Growing up as a Christian I was always looking for that moment in church. If you don’t know exactly what I mean by that moment, either you’ve never looked for it or perhaps you’re a bit jaded about the mystical. For me that moment has always been about finding something transcendent, an experience or moment that will forever quiet the doubts in my head and just feel so completely and utterly real that I will be forever changed by it.
As a Christian I think I tried to force the moment. I did things, big things, in church, stuff like being baptized and being confirmed as a full-fledged Methodist. Out of those two events I always dreamed that baptism would offer some sort of spine-tingling change. I assumed that I’d feel the sin leaving my body where it was touched by the holy water, but that wasn’t the case. When it was done I was just wet, wondering where the change was and when it would occur.
Several years later I was encouraged to “open my heart to Jesus” and be “born again” (by the husband of my then school bus-driver). I remember intently praying with that man expecting to feel a change come over me while I did so. Not surprisingly, it didn’t. But it wasn’t from lack of trying on my part, I was pretty serious about the Jesus and being born again thing but it just didn’t resonate with me. I went through the motions with it, but it never felt like my world was transformed after it happened.

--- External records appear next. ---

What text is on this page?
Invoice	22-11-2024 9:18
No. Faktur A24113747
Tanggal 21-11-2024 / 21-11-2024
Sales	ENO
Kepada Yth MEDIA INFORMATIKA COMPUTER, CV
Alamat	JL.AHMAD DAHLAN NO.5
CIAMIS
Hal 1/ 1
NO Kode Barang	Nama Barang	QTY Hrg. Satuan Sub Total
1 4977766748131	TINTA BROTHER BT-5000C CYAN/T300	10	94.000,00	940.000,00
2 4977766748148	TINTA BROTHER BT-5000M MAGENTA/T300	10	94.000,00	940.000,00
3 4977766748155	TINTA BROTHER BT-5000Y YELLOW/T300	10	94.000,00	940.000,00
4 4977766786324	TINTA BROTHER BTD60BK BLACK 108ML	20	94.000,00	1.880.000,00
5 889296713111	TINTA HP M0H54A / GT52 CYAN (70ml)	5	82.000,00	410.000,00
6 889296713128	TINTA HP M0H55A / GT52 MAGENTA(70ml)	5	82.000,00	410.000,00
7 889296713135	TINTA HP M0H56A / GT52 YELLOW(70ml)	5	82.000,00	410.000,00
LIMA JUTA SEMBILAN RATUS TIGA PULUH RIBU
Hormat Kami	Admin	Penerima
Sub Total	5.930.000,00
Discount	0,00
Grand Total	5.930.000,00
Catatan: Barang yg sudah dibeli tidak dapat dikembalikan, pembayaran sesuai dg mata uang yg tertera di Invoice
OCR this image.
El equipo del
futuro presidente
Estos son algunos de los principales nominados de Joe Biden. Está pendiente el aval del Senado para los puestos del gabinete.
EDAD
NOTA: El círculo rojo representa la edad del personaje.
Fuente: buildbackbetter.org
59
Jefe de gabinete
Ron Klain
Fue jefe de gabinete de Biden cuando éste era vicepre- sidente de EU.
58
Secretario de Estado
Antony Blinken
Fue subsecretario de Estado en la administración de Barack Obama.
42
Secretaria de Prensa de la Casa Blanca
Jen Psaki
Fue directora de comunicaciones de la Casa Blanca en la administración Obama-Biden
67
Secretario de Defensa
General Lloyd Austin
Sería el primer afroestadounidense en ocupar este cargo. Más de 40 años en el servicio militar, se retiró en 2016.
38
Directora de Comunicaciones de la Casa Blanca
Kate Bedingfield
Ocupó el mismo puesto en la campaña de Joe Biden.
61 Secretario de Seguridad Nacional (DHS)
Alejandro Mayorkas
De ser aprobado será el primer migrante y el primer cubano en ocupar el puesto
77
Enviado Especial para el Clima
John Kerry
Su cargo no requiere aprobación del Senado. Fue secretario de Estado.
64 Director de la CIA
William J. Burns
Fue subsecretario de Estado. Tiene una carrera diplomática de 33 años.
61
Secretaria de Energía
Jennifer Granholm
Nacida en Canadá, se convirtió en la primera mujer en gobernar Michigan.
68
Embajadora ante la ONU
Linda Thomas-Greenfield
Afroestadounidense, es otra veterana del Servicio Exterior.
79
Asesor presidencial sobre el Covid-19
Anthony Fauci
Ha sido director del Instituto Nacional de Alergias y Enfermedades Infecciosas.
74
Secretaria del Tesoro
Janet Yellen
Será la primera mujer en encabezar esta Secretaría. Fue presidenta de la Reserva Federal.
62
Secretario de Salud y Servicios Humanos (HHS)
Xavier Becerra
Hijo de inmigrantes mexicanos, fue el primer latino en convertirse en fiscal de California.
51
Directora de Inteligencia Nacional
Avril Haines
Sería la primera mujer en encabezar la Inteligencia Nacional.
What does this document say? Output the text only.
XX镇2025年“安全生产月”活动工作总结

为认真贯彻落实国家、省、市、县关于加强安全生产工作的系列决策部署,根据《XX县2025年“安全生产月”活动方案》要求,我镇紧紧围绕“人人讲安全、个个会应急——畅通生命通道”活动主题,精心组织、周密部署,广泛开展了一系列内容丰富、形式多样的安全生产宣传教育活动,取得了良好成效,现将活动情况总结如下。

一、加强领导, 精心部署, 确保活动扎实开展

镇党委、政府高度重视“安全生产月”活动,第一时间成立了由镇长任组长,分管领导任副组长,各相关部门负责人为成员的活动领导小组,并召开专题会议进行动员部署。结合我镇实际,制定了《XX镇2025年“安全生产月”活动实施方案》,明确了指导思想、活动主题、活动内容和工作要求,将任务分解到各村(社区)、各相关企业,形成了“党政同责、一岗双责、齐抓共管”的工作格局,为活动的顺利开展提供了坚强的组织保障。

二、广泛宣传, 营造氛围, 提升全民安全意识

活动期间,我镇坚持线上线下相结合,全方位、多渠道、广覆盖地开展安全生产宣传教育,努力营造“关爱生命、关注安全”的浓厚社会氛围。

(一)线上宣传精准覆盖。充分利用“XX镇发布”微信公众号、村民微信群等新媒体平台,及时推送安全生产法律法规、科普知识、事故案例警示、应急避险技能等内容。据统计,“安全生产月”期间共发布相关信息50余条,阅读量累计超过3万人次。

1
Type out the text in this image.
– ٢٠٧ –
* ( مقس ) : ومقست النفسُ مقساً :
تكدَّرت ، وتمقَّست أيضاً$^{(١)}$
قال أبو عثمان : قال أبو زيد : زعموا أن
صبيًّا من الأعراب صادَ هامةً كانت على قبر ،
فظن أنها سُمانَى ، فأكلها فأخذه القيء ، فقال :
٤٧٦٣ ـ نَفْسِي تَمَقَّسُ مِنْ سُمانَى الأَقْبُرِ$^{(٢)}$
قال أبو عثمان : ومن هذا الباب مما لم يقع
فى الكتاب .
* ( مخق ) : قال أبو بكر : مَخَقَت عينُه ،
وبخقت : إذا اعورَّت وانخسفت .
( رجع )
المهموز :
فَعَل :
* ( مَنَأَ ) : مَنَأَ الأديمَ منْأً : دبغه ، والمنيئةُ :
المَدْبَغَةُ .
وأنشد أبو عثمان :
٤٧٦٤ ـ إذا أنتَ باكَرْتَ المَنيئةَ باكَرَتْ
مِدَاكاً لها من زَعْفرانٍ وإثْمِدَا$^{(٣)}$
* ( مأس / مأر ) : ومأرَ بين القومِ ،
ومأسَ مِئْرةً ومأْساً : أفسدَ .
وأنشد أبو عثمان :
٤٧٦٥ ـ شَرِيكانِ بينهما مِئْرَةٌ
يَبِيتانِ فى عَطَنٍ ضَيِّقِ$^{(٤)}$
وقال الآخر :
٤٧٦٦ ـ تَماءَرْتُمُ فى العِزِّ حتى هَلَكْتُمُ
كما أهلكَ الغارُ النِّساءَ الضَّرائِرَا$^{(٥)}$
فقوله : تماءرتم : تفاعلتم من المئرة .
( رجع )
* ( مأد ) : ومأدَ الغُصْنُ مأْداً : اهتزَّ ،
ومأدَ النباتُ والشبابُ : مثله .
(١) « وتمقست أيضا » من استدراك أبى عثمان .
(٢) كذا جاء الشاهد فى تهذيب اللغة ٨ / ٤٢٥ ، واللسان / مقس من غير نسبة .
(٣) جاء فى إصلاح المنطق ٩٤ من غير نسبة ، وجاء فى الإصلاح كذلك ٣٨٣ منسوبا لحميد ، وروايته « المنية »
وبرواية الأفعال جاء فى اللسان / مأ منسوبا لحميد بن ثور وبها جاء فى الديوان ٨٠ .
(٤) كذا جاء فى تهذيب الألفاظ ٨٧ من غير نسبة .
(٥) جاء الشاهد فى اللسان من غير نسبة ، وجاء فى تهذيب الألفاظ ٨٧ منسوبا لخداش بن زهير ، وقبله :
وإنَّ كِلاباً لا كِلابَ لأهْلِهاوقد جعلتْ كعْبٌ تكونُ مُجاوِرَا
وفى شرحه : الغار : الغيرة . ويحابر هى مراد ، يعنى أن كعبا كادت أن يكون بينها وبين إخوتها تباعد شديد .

That’s all so different from my experiences as a Pagan. Since dedicating myself as a Witch back in 1995 I’ve had a few really big moments. Some of the most amazing ones have involved drawing down the moon, and indeed, it was my first real huge moment. I had experienced deity before that particular October night, but that evening just felt so much bigger and more important than anything else I had experienced up to that point. I don’t remember very much about that Samhain ritual except for my glowing High Priestess and my now wife’s inspired reading of Doreen Valiente’s Charge of the Goddess.
All these years later my experiences involving drawing down are among my most prized Witch-moments. That’s not to say every time we’ve attempted a drawing down it’s been successful, just the opposite. It’s the rarity of the complete experience that makes it so special. When it really works, and there’s no doubt that something else is there inhabiting a human body, it’s incredible and beyond doubt. But that’s only when it really works, because I’ve been in a few circles where I’ve doubted the experience for whatever reason. (It’s something that can be faked, I like to think I know the difference.)
There have been other moments too, many of them I’m not at liberty to discuss. My initiations and elevations in Gardnerian Craft were all transformative in one way or another. Each step on that path changed my perception of the world, and changed me. I’m not the same person I was before beginning that journey. Those experiences all count as one of those moments, and unlike the drawing downs, they were one time only events. (Even if I initiate someone else, it’s not the same as being initiated.)
While it might sound like these events are pretty common in my life, just the opposite is true. Ritual with my coven is generally really good, but really good doesn’t mean it’s always transformative. Those moment nights are the exception, not the rule.
I can count on my fingers and toes the amount of times a drawing down experience I’ve been involved with has been life-changing. Again, it’s not the norm, it’s just that those nights are so sacred, so awe-inspiring, and so wonderful that I probably obsess about them online more than other ones. It’s their infrequency that’s make them special.
There are times when I feel as if I get a little too wrapped up in my search for the big moments, and I’ll admit that I sometimes try to force them. Two years ago when my wife and I visited Glastonbury Tor was one of those times. I had been reading about Glastonbury for decades at that point, and was just super excited about going up the Tor and then feeling something.
We had brought some seashells with us from the Pacific Ocean that I encouraged my wife to leave on top of the hill, but I probably shouldn’t have. The top of the Tor was pretty, but most people up there were more into their cellphones than ancient Avalon. It was cool to go, but it wasn’t a moment, and nothing I did was going to change that. (Of course we did have the moment twenty minutes later when we experienced the power of the White Spring, right when we weren’t looking for it.)
In less than tow weeks my wife and I are going back to the United Kingdom and in some ways I’m writing this article to remind myself not to force the moment. Either it will come on its own, or it won’t. Do I want that moment when I’m looking at the Gundestrup Cauldron? Of course I do, but I may not get it and I need to be ready to accept that reality too.
One of the things that makes the moments in Paganism so special is that they often happen when we aren’t looking. I don’t think we get to dictate terms with the divine, which is what makes it so much more special when it chooses to show up.